The Basics of the Medicare Tax

There are three tiers of Medicare taxes as of 2017

A medical bill for laboratory services
© William Andrew / Photographer's Choice RF / Getty Images

The Medicare program and its corresponding tax has been around since President Lyndon B. Johnson signed the Social Security Amendment into law in 1965. It was designed solely to provide health care benefits to senior citizens and low-income individuals at first, but then the Social Security Amendment of 1972 expanded the program to cover people with permanent disabilities and end-stage renal disease as well.

Lou Gehrig's disease has also been covered by Medicare since 2001.

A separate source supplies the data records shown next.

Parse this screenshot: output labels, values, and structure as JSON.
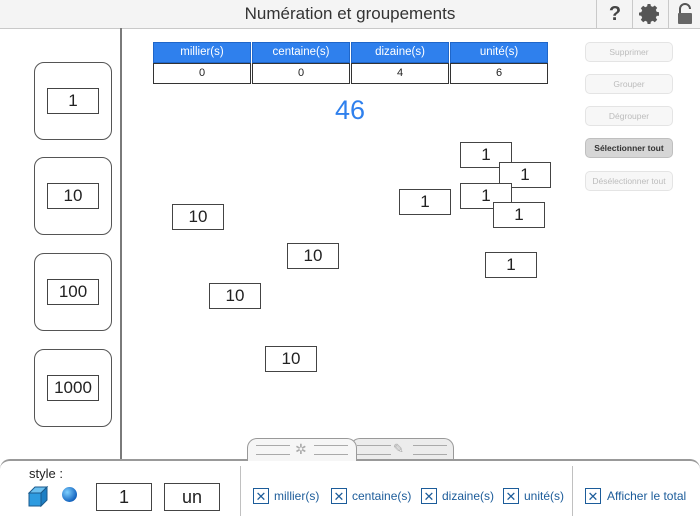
{
  "header": {
    "title": "Numération et groupements",
    "help_icon": "question-icon",
    "settings_icon": "gear-icon",
    "lock_icon": "lock-icon"
  },
  "source_cards": [
    "1",
    "10",
    "100",
    "1000"
  ],
  "place_table": {
    "headers": [
      "millier(s)",
      "centaine(s)",
      "dizaine(s)",
      "unité(s)"
    ],
    "values": [
      "0",
      "0",
      "4",
      "6"
    ]
  },
  "total": "46",
  "side_buttons": {
    "delete": "Supprimer",
    "group": "Grouper",
    "ungroup": "Dégrouper",
    "select_all": "Sélectionner tout",
    "deselect_all": "Désélectionner tout"
  },
  "tiles": [
    "1",
    "1",
    "1",
    "1",
    "1",
    "1",
    "10",
    "10",
    "10",
    "10"
  ],
  "bottom": {
    "style_label": "style :",
    "number_value": "1",
    "word_value": "un",
    "checkboxes": [
      "millier(s)",
      "centaine(s)",
      "dizaine(s)",
      "unité(s)",
      "Afficher le total"
    ],
    "check_mark": "✕"
  }
}
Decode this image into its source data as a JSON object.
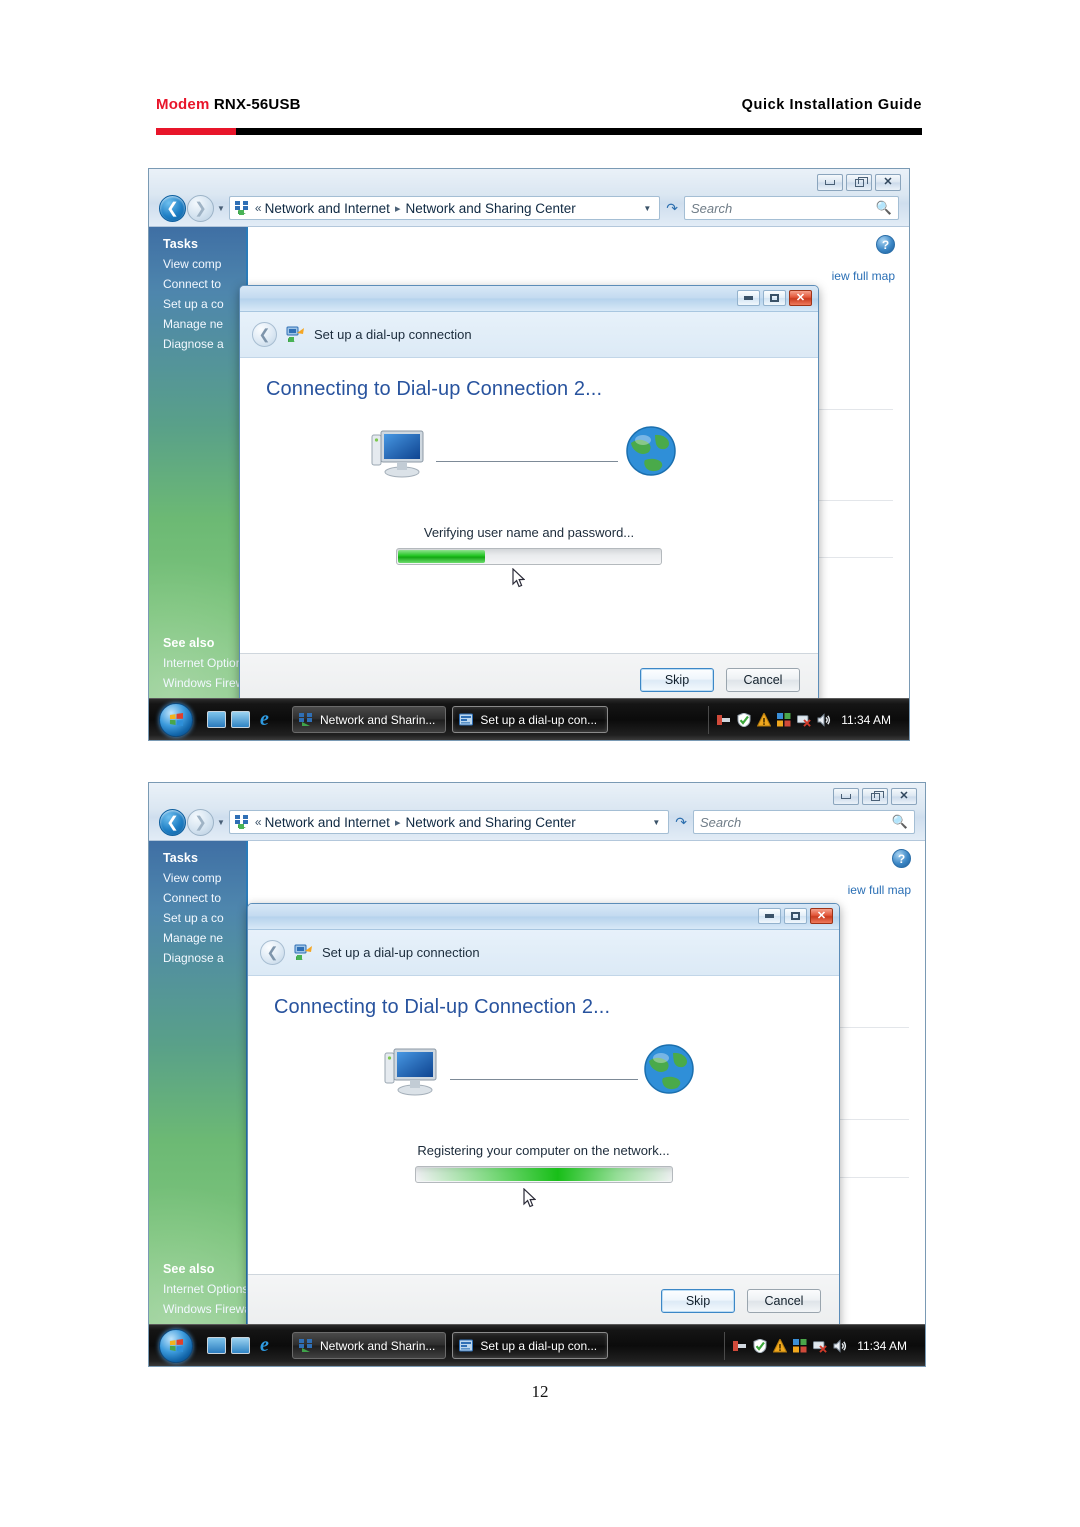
{
  "document": {
    "header_brand": "Modem",
    "header_model": "RNX-56USB",
    "header_right": "Quick Installation Guide",
    "page_number": "12",
    "accent_red": "#e8152a"
  },
  "explorer": {
    "breadcrumb_chevrons": "«",
    "breadcrumb": [
      "Network and Internet",
      "Network and Sharing Center"
    ],
    "breadcrumb_separator": "▸",
    "search_placeholder": "Search",
    "search_value": "",
    "refresh_icon": "refresh-icon",
    "window_buttons": [
      "minimize",
      "restore",
      "close"
    ],
    "help_icon_label": "?",
    "view_full_map": "iew full map",
    "sidebar": {
      "tasks_header": "Tasks",
      "tasks": [
        "View comp",
        "Connect to",
        "Set up a co",
        "Manage ne",
        "Diagnose a"
      ],
      "see_also_header": "See also",
      "see_also": [
        "Internet Options",
        "Windows Firewall"
      ]
    }
  },
  "dialog1": {
    "header_title": "Set up a dial-up connection",
    "heading": "Connecting to Dial-up Connection 2...",
    "status": "Verifying user name and password...",
    "progress_percent": 33,
    "progress_style": "solid",
    "buttons": {
      "skip": "Skip",
      "cancel": "Cancel"
    }
  },
  "dialog2": {
    "header_title": "Set up a dial-up connection",
    "heading": "Connecting to Dial-up Connection 2...",
    "status": "Registering your computer on the network...",
    "progress_percent": 100,
    "progress_style": "sweep",
    "buttons": {
      "skip": "Skip",
      "cancel": "Cancel"
    }
  },
  "taskbar": {
    "start_label": "start-orb",
    "quick_launch": [
      "show-desktop-icon",
      "switch-window-icon",
      "internet-explorer-icon"
    ],
    "buttons": [
      {
        "label": "Network and Sharin...",
        "state": "inactive"
      },
      {
        "label": "Set up a dial-up con...",
        "state": "active"
      }
    ],
    "tray_icons": [
      "safely-remove-icon",
      "security-shield-icon",
      "warning-icon",
      "action-center-icon",
      "network-disconnected-icon",
      "volume-icon"
    ],
    "clock": "11:34 AM"
  }
}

If you don't fall into any of these categories, you might never have given too much thought to that small percentage your employer withholds from each of your paychecks for the Medicare tax. But if you've ever wondered, here's how it works. 

The Medicare Hospital Insurance Tax

The U.S. government imposes a flat-rate Medicare tax of 2.9 percent on all wages received by employees, as well as on business or farming income earned by self-employed individuals. "Flat rate" means that everyone—or almost everyone—pays that same 2.9 percent, regardless of how much they earn. But some high-income taxpayers must also pay an extra Medicare tax over and above this 2.9 percent.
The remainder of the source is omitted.